Recently, I spoke with the bubbly co-authors about their collaboration. “When Harvard Health Publications approached me about the book, they encouraged me to work with a writer,” Dr. Thomas explained. “The first person I considered was author Jenni Schaefer. She added a great layer to the book.” Not only has Jenni penned numerous books about eating disorders, she knows about the disease firsthand.
In Almost Anorexic, Dr. Thomas and Jenni hope to reach the people in the “grey” area, or those whose loved ones may be exhibiting worrisome eating habits. Jenni spoke about her own period in the grey area.”I would tell doctors, ‘I have an eating disorder,’ and they would reply, ‘You don’t look like you have an eating disorder.’ Then they would ask, ‘Do you eat?’ and because I had binged a day ago I would say yes–so they didn’t ask any follow up questions.” Jenni admits her disorder started with restricted eating, then crossed over to various eating disorder behaviors. “I lost weight but then it lead to binging and purging. I used overeating AND under-eating to cope,” she said. “I didn’t know how to cope with life. Eating was my solution.”
According to Dr. Thomas, the diagnosis of anorexia nervosa is rare, 1 in 200, but the number of people who exhibit “almost” behaviors skyrockets to 1 in 20. “At least half the people we have followed that start out with restrictive eating, cross over into bingeing and purging or both because it’s not sustainable to continually restrict,” she said. Almost Anorexic explores the question, “To what extent is a preoccupation with eating, shape and weight impairing your life?”

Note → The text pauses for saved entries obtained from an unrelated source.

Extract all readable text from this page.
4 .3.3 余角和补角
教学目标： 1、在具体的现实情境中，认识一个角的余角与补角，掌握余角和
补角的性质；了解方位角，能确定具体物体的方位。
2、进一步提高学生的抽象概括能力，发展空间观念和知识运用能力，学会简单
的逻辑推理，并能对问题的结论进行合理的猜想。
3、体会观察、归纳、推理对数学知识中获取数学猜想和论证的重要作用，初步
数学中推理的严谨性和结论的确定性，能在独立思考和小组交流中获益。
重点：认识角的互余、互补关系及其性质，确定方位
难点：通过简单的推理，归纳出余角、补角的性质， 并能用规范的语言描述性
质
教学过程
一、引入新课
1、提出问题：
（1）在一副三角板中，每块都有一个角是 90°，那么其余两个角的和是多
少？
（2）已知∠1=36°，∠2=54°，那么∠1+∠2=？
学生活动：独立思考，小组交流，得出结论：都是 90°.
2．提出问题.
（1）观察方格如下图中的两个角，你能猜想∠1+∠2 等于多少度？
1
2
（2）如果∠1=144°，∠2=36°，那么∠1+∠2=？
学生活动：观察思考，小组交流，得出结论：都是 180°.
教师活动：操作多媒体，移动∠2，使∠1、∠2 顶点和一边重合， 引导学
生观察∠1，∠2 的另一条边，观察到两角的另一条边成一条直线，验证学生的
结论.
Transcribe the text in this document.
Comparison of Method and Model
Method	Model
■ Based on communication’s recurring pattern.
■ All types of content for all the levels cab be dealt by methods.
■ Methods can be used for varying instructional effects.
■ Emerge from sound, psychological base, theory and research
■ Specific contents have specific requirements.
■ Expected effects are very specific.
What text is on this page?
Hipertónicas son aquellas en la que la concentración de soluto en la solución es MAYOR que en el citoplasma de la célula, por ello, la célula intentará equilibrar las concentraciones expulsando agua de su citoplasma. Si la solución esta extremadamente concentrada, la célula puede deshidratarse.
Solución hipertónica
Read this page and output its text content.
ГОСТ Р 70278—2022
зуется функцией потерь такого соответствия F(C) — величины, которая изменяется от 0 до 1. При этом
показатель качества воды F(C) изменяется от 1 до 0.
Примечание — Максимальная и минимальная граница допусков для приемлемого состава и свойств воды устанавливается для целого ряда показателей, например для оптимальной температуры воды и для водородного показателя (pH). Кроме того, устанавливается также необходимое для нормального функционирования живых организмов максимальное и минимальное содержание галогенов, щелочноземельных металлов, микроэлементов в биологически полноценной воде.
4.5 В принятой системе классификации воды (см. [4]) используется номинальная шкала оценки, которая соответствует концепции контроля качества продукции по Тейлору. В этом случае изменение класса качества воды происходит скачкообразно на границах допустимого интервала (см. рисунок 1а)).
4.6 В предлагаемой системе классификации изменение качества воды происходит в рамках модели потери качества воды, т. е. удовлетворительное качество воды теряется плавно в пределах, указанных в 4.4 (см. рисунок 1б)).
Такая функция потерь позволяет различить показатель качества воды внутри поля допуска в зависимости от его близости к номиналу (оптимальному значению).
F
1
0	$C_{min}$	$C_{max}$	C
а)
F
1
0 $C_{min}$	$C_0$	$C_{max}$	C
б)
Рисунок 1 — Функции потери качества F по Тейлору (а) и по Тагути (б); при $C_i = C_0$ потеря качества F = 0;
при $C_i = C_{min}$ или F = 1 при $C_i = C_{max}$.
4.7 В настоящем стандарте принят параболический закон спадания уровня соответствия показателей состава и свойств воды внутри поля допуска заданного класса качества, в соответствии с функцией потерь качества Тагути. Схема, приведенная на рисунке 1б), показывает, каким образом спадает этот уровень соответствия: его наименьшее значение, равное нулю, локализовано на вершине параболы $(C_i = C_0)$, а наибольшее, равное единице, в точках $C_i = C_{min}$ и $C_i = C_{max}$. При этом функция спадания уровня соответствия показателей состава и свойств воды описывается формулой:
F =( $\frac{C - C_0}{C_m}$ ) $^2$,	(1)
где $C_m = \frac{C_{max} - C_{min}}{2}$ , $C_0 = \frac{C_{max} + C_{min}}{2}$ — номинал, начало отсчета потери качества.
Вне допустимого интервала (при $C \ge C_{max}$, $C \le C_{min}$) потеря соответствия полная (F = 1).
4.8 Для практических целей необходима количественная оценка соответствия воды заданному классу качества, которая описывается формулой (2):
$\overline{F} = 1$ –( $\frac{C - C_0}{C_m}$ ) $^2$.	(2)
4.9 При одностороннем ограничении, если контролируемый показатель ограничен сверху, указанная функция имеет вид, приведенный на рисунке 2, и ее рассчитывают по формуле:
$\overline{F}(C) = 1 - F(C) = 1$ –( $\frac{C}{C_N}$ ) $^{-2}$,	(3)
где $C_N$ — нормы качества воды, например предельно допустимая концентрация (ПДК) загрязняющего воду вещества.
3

The authors hope the takeaway from this book will be that you can fully recover from an eating disorder. “Unlike people who have to quit alcohol or drugs if they have a problem, with food, it doesn’t work that way. You cannot just quit eating,” said Jenni. “You HAVE to find balance because you need it. I was able to find balance with something I felt totally powerless over and now I’m fully recovered.”